I thought other things too, since I am afflicted by what the French call déformation professionnelle and tend to sub-edit other people’s utterances – those of machines with even less tolerance. For a start, we can’t allow for free. It’s either for nothing or free of charge. Then store is an Americanism for shop, and I don’t much care for their as a singular pronoun. I think that Danish pastry was also originally American (we had Chelsea buns), certainly the abbreviation Danish. See how I suffer for other people’s speech crimes.

The funny thing, though, was that all the other talking tills in the checkout Babel said ‘every week’ not ‘every day’. It is true that I have never seen anyone suddenly surprised by free shopping, but I admit that I don’t quite know what the scene would look like.

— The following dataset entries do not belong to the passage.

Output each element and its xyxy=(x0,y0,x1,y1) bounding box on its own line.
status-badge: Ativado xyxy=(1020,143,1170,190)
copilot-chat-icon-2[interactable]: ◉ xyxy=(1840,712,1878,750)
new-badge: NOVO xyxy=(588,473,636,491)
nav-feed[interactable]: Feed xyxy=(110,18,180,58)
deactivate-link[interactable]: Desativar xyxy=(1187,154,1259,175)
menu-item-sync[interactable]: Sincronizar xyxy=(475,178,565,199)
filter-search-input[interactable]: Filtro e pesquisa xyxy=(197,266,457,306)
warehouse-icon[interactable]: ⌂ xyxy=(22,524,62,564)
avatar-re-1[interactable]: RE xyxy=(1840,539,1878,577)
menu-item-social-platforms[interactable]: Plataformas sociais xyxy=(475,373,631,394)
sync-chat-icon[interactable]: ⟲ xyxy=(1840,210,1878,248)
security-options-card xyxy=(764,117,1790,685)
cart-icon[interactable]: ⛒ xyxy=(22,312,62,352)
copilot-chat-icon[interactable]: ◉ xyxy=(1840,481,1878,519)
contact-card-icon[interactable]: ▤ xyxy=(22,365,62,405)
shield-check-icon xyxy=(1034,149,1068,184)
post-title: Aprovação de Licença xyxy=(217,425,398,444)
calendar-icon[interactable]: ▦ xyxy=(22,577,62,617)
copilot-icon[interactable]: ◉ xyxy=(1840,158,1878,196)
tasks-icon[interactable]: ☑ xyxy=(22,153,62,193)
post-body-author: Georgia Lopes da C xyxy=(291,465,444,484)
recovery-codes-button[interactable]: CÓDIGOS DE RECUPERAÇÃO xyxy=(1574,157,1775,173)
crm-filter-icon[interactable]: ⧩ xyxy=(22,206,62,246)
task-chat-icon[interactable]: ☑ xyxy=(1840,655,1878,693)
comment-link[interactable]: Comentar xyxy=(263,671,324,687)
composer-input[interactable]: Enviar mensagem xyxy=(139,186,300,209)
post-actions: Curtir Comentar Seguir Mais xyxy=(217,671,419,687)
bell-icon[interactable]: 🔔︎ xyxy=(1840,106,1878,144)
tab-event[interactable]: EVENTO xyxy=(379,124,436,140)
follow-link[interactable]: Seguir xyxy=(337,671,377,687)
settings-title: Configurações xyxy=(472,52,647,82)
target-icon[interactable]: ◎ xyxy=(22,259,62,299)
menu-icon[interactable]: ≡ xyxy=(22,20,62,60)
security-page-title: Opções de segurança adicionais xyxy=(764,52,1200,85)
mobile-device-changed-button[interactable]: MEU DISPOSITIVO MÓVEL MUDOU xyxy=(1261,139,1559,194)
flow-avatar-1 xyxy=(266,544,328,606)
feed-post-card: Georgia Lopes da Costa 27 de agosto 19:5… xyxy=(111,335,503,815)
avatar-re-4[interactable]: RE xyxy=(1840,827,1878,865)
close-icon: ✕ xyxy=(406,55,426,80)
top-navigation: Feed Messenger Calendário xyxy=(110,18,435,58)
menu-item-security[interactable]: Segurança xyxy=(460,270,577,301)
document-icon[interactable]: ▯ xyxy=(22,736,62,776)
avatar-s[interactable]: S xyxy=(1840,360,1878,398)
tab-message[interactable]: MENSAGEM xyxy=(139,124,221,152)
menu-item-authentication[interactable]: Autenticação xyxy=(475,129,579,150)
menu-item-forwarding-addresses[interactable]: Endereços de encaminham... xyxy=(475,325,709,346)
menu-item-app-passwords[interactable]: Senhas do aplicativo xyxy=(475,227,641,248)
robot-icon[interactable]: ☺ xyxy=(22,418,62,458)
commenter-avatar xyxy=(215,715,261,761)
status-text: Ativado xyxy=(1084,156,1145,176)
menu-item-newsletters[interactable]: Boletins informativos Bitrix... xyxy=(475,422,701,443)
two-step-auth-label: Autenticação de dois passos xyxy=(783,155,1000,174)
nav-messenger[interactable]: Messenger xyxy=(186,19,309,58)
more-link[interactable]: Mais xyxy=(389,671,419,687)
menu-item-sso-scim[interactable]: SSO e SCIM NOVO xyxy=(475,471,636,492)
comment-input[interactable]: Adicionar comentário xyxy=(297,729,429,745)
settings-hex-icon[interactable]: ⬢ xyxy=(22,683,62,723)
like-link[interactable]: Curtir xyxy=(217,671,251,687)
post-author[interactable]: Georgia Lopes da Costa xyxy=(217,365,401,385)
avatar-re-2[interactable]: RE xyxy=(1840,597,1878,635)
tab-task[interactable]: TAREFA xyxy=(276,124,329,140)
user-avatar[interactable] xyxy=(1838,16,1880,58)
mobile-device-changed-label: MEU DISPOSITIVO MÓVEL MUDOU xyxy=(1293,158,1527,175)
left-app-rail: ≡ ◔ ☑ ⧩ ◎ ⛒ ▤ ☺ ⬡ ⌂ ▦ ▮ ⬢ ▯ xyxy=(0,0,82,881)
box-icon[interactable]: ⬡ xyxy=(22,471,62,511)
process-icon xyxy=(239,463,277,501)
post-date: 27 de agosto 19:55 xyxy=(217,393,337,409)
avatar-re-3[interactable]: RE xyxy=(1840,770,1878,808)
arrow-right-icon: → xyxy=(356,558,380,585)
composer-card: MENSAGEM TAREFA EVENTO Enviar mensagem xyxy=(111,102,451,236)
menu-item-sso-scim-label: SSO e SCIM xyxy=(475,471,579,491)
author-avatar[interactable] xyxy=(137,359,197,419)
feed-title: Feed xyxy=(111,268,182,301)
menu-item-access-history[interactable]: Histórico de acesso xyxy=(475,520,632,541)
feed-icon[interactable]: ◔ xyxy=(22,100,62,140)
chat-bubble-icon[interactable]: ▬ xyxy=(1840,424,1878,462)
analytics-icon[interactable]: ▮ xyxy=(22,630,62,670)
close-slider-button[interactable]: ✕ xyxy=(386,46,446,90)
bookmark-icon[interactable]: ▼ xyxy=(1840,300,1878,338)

Punching the air, perhaps, if the basket held a case of non-vintage Veuve Clicquot at £46 a bot. Bafflement if it was a pair of lemon and sultana Danishes on their sell-by date.

What really grates is that to qualify for this ephemeral or hebdomadal lottery, you must belong to something called Sparks, entitling you to a store card and other glorious favours. Without wanting to lump an M&S card together with the system of social credit imposed by the Chinese Communist party, in which you are banned from buying a fast train ticket if you are detected crossing the road at the wrong place, I don’t have much truck with store cards. But to call it Sparks seems like a corporate takeover of a disrespectful nickname, short for Marks & Sparks. My grandmother might refer to Marks; no one called it Sparks until the brand people got to work.